IN: Reviews

Les Bostonades’ Stylistic Comparisons


There’s a tendency for many musicians, myself included, to revere Bach but dismiss Telemann as a composer known more for his prodigious productivity than any real talent. But the program by Les Bostonades last Friday night at the First Church in Boston gently asserted Telemann’s significance by placing him squarely in opposition to the Baroque master himself. In their somewhat curiously titled program, “Alpha and Omega,” Les Bostonades alternated Bach trio sonatas and Telemann quartets in an effort to highlight the distinctive approaches of each composer. Nor was this exactly “mainstream” Bach and Telemann; the Bach pieces were arrangements of three of the Organ Sonatas while the Telemann works were not his popular “Paris” quartets but rather his lesser-known ones with the same TWV number.

All the same, I couldn’t help wondering whether “Telemann vs. Bach” was a legitimate musical juxtaposition or a gimmicky comparison. The supposedly contentious nature of the Bach/Telemann pairing was further emphasized when violinist Sarah Darling turned to the audience after the first piece and encouraged active participation, urging us to join the “debate” and choose a “winner.” A bit contrived? Perhaps, but the pairings did highlight the stylistic differences between the two composers and asked us to grapple with issues we might otherwise overlook. We tend to think of Bach’s music as rigorously demanding, academic, and “serious,” while Telemann’s pieces are charming, accessible, and (dare I say) a little superficial. This program challenged those notions.

The evening began with Telemann’s Concerto for Strings in A Major (TWV 43:A4) and featured Sarah Darling and Megumi Stohs Lewis (violins), Emily Rideout (viola), Rebecca Shaw (cello) and Akiko Enoki Sato (harpsichord). While the piece was full of imaginative and whimsical playing from the outset, it was clear that the players really hit their stride in the final Allegro. It was as if the dial had been turned up a notch: the group performed with energy and enthusiasm, not to mention wit (a particularly playful transition in the cello elicited a few chuckles from the audience).

Originally written for organ, Bach’s Trio Sonata in D minor (BWV 527) featured a pared-down ensemble of two violins, cello, and harpsichord. The thinner texture highlighted the interplay between violinists Sarah Darling and Megumi Stohs Lewis; in the Andante I particularly enjoyed certain bow-strokes that seemed to emphasize expressiveness over sheer beauty. The players brought out the achingly beautiful suspensions in the Adagio e dolce and delivered a wonderful ending that seemed to simply evaporate into the hall. The Vivace found the upper voices weaving extensive filigree with a light touch as the movement modulated its way back to D minor.

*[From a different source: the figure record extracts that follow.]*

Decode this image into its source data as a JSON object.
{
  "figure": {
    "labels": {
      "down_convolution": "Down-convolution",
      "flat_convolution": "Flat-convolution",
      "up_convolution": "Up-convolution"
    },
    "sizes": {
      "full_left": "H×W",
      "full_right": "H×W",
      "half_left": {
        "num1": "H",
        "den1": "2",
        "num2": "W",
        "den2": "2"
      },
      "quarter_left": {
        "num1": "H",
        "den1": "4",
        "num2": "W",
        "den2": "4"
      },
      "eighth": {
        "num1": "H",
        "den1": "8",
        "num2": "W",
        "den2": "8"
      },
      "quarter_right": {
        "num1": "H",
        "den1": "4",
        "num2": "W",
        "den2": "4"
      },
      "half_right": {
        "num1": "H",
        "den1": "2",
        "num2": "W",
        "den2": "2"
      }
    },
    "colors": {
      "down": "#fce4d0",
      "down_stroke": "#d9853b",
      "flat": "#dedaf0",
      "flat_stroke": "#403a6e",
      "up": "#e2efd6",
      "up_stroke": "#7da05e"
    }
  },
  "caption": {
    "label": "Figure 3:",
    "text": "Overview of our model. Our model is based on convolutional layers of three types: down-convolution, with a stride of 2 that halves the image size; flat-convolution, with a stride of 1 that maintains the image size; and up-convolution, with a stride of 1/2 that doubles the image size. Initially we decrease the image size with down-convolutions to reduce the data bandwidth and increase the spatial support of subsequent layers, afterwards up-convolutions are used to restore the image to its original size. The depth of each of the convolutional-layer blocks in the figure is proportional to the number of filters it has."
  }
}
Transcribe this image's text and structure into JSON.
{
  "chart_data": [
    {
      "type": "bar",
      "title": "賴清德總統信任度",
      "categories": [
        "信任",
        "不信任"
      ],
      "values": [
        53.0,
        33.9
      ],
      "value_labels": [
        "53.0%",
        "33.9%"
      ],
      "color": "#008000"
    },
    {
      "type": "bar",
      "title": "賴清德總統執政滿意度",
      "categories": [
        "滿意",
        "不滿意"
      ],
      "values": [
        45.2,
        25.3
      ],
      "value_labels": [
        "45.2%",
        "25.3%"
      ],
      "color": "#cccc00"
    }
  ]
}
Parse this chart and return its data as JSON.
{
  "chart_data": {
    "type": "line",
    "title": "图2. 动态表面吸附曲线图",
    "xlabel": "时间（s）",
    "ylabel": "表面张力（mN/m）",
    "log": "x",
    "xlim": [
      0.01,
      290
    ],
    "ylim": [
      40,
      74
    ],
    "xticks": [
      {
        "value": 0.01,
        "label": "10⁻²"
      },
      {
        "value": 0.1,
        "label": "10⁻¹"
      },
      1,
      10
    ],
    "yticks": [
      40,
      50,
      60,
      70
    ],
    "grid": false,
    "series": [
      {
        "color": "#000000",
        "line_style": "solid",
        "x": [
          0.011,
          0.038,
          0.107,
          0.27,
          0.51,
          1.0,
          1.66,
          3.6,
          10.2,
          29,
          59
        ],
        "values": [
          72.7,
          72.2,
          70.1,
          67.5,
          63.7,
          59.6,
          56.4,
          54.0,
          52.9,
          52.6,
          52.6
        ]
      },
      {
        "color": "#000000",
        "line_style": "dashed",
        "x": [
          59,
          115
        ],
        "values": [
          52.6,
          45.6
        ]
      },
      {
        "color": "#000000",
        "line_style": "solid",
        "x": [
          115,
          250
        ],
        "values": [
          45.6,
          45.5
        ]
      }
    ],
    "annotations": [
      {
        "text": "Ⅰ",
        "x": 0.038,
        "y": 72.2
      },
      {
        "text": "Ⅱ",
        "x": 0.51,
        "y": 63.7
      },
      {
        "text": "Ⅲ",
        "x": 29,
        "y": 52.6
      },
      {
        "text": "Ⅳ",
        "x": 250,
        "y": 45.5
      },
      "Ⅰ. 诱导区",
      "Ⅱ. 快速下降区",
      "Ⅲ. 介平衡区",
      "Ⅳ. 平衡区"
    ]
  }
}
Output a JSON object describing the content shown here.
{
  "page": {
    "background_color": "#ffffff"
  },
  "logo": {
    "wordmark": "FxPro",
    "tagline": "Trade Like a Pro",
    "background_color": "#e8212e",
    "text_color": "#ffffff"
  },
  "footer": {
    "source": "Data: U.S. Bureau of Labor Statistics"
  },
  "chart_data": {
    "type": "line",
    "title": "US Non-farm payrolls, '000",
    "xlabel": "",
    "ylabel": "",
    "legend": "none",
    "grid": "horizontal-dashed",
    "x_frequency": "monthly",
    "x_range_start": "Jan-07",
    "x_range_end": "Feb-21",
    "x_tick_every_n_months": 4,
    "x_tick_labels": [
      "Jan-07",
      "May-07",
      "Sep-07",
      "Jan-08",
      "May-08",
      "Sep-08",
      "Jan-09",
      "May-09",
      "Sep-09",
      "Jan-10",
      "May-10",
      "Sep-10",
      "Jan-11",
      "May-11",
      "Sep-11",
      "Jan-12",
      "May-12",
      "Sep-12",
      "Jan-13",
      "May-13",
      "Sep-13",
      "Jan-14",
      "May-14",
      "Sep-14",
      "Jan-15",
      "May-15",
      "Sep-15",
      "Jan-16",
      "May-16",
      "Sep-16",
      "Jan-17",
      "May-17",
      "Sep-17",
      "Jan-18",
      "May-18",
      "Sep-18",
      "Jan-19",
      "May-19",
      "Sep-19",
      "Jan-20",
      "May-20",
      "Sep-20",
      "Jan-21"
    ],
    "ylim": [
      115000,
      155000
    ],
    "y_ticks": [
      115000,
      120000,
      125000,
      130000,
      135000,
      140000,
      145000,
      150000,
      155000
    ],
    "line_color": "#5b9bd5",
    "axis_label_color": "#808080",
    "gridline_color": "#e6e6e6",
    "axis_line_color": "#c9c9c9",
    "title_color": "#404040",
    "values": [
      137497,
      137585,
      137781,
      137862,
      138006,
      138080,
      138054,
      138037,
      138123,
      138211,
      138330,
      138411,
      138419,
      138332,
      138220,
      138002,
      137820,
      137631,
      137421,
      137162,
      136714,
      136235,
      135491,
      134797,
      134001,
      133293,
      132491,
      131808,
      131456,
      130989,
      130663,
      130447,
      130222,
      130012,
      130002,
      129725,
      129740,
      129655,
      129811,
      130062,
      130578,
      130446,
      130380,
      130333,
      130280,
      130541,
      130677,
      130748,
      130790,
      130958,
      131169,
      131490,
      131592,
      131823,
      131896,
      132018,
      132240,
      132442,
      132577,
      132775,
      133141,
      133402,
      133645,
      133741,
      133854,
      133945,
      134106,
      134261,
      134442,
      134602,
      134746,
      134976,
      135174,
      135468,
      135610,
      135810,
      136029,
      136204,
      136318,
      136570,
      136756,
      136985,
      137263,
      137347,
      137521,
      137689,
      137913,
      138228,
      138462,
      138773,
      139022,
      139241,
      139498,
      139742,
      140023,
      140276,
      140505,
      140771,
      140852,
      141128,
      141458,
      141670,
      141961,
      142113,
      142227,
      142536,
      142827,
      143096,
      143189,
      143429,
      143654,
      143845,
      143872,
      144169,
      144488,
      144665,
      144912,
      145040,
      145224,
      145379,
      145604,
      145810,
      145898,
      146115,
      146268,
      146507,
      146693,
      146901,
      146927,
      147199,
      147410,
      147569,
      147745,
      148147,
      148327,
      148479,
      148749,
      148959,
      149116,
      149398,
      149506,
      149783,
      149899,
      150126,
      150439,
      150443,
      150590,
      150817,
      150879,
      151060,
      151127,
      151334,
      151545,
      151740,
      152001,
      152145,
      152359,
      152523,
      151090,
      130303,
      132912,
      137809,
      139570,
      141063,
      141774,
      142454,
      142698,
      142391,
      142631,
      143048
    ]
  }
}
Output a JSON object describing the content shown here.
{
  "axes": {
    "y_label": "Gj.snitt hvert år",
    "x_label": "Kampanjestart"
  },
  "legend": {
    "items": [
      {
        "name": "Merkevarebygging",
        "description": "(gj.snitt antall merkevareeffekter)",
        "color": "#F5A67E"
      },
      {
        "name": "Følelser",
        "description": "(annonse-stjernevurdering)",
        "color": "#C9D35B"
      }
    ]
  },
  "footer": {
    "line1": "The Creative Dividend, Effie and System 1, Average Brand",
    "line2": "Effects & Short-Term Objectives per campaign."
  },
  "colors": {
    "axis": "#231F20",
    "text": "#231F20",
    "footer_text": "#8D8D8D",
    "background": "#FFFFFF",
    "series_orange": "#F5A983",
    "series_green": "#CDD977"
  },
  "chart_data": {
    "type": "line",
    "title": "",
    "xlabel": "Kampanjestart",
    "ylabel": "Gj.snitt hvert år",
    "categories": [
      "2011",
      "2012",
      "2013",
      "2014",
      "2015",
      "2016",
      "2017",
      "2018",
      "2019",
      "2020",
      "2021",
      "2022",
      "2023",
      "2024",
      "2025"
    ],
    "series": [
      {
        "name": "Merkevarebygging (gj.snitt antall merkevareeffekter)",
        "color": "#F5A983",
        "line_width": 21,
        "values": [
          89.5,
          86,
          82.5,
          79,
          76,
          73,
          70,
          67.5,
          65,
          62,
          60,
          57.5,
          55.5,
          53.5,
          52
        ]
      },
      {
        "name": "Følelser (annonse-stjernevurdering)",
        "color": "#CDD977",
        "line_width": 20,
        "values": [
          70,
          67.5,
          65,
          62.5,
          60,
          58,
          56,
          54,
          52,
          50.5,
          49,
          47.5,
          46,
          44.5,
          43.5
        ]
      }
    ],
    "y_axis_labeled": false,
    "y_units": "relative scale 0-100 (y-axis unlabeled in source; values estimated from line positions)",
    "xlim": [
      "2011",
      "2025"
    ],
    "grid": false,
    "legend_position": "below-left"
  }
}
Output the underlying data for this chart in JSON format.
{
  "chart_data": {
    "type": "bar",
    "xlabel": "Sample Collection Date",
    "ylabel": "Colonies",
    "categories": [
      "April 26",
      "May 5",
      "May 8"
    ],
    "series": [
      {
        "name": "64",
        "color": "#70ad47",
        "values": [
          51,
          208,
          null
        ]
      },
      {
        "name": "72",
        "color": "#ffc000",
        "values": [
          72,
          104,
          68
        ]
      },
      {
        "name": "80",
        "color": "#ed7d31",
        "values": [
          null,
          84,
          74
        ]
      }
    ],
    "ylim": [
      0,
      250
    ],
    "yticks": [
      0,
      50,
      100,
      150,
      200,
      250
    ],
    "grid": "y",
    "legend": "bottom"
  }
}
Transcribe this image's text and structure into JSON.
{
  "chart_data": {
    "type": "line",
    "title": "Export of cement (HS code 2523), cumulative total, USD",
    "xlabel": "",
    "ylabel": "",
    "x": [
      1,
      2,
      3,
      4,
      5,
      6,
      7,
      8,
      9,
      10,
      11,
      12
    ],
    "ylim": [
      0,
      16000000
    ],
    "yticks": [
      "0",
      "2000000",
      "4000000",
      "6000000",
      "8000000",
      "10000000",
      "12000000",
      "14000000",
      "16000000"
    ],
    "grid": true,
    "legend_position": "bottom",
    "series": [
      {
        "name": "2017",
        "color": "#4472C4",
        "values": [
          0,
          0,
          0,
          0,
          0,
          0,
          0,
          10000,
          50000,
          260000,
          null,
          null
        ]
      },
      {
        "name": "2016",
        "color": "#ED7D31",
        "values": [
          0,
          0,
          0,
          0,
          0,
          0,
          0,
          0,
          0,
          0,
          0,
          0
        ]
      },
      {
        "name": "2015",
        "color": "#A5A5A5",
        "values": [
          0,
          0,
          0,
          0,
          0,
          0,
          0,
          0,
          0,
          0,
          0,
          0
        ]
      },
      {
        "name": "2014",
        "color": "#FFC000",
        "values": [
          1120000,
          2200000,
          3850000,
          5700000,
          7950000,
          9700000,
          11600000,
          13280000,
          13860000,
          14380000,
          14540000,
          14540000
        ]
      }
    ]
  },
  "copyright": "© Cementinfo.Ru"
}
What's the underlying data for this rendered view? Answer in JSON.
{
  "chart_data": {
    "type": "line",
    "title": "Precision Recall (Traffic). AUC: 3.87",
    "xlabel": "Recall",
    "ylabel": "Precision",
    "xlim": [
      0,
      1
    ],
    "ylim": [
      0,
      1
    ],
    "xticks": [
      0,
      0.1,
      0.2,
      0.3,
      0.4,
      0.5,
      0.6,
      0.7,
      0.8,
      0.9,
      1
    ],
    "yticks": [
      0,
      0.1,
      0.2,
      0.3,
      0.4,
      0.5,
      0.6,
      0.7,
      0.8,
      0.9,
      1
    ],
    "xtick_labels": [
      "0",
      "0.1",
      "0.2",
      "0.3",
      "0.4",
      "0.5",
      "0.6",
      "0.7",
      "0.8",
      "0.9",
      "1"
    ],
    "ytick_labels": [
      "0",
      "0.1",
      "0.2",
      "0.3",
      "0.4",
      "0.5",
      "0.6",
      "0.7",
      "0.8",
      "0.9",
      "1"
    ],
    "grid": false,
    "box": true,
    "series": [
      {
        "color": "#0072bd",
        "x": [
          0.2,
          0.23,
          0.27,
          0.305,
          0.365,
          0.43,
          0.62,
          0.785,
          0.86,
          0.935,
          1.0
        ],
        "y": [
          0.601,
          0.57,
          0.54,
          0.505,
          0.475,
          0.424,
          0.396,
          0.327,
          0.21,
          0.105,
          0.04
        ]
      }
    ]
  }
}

The Concerto for Recorder and Strings (TWV 43:a3) brought Héloïse Degrugillier (recorder) on stage for the first time that evening. She played with a beautiful limpid tone and phrased the long lines of the Adagio and the lively Allegro superbly. In the following Adagio the players captured a mood of serenity, supported by sensitive accompaniment in the cello and harpsichord. The Vivace allowed each of the solo instruments to sing in virtuosic cadenza-like displays. While Degrugillier handled very difficult passages with ease and aplomb, Darling stole the show with gutsy, imaginative barriolage at a tempo teetering on the edge of comfort.

I was happy to see  Bach’s Trio Sonata in C Major (BWV 529) arranged for violin, viola, and cello, offering violist Emily Rideout a chance to come to the fore. While the contrapuntal Allegro was full of energy, Darling and Rideout complemented each other particularly well in the Largo, weaving long lines and melding smoothly into each others’ sounds. Unfortunately, I felt the final Allegro didn’t work as well as it could have because of different approaches to bow strokes. The contrast in approaches (only highlighted by the extensive imitative writing) somewhat detracted from the overall unity of the work.

Next came Telemann’s Quartet in G minor (TWV 43:g4) which was a lively, witty romp.  The Allegro was flashy and fast-paced, tempered by an Adagio that hinted at greater depth. The final Allegro felt brilliantly tossed-off; Darling’s panache and Degrugillier’s incisive, articulate playing made the whole thing sparkle.

While the Telemann’s Concerto in D major (TWV 43:D4) was the most unfamiliar, I also found it to be the most interesting piece programmed that night. Written early in his career, it reflects both French and Italian stylistic influences. The last Allegro was full of lightness and verve and had several audience members tapping their feet.

We were treated to an encore of a lively Bourrée, rollicking and full of abandon.

Elizabeth Oka is in the process of acquiring as many impractical degrees as she can. She holds a B.A. from Tufts University where she double majored in English and music and is pursuing a master’s degree at the New England Conservatory in viola performance.

1 Comment »

1 Comment [leave a civil comment (others will be removed) and please disclose relevant affiliations]

  1. Great review! Insightful about the music, and a cogent recap of the ideas behind the program.  Thanks for your writing!